Abwarten ist bei Futterverweigerung nur begrenzt möglich, immerhin ist er noch verdammt jung (ca. 5 Mon.)
Ein Hund verhungert nicht so schnell und schon gar nicht bei einem vollen Napf ;) und sooo schlimm wie du vielleicht denkst is das auch nicht, auch nicht wenn er erst 5 Monate alt ist :) ich hätte ihm keine Hormon-Spritze geben lassen ... aber da es nun schon zu spät ist und es sowieso deine Sache ist, wünsch ich dir, dass es wenigstens was hilft!
 
Elli_Buddy schrieb:
Ein Hund verhungert nicht so schnell und schon gar nicht bei einem vollen Napf ;)

Das ist mit Sicherheit richtig, allerdings merkt man sehr schnell bei Ihm ob er genügend Futter zu sich genommen hat, oder eben nicht.
Und ich kann - auch bei einem vollen Napf - meinen Hund doch nicht dabei zusehen, wie er hungert.
Und auch wenn ich schon öfters gehört habe - "der wird schon fressen, wenn er richtig Kohldampf hat - macht er eben nicht.

Abgesehen von dem Futterstreik ging es mir ja auch noch um die zunehmende Nervosität. Was hätte ich denn da tun können???

Bei uns in der Gegend sitzt in jedem zweiten Haus ein Hund - viele Mädels dabei. Da ist doch ständig eine Läufig - und wie soll mein armer Kerl damit umgehen.

Wußte mir einfach keinen anderen Rat mehr - ist ja auch noch nicht für immer - und daran kann ich dann erkennen, ob es wirklich ein rein hormonelles Ding ist.

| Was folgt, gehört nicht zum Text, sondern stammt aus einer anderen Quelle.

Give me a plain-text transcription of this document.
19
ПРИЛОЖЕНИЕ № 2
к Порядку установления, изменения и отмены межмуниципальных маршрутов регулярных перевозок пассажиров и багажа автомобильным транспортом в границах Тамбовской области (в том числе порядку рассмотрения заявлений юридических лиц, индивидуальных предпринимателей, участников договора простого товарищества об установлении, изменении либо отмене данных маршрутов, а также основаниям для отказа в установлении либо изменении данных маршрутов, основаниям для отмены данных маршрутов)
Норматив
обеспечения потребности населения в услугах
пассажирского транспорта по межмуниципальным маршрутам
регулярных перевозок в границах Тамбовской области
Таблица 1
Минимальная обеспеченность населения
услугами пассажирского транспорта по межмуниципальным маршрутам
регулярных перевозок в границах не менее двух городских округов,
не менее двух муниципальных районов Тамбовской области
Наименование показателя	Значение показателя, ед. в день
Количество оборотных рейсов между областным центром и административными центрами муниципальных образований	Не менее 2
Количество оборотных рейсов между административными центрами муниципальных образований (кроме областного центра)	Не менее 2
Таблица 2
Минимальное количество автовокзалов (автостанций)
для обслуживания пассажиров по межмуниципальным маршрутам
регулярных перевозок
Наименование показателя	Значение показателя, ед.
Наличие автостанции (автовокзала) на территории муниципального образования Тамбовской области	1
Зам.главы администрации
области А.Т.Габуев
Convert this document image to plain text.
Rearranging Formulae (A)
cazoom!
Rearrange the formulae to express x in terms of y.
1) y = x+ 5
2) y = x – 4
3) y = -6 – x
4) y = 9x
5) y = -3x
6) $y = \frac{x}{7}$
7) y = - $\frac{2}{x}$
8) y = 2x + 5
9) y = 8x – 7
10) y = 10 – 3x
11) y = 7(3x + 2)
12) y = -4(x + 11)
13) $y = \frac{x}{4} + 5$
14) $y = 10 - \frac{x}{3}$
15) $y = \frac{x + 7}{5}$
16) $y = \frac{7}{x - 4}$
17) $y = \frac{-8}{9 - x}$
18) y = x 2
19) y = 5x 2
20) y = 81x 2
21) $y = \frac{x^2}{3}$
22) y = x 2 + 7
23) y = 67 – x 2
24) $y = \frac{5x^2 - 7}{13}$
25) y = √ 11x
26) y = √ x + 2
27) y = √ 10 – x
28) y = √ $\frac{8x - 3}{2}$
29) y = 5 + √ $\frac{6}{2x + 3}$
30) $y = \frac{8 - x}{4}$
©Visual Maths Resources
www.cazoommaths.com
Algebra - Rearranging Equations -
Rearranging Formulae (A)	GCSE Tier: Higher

Wenn ich das mit Erziehung in den Griff bekommen könnte - egal wie lange es dauert, oder wie aufwändig es ist, würde ich es gerne machen und ihm die OP ersparen.....
 
Ich habe auch Rüde und Hündinn zu hause.

Laut meiner TÄ sollte man den Rüden kastrieren lassen, sobald er sicher auf 3 Beinen pieseln kann. Vorher nicht.

Ich werde meinen Rüden auch auf jeden Fall kastrieren!
 
Hormone Spritzen ist keine gute Idee. Durch die Hormospritzen steigt das Krebsrisiko enorm.

Einmal macht nichts. Aber auf Dauer is es nix.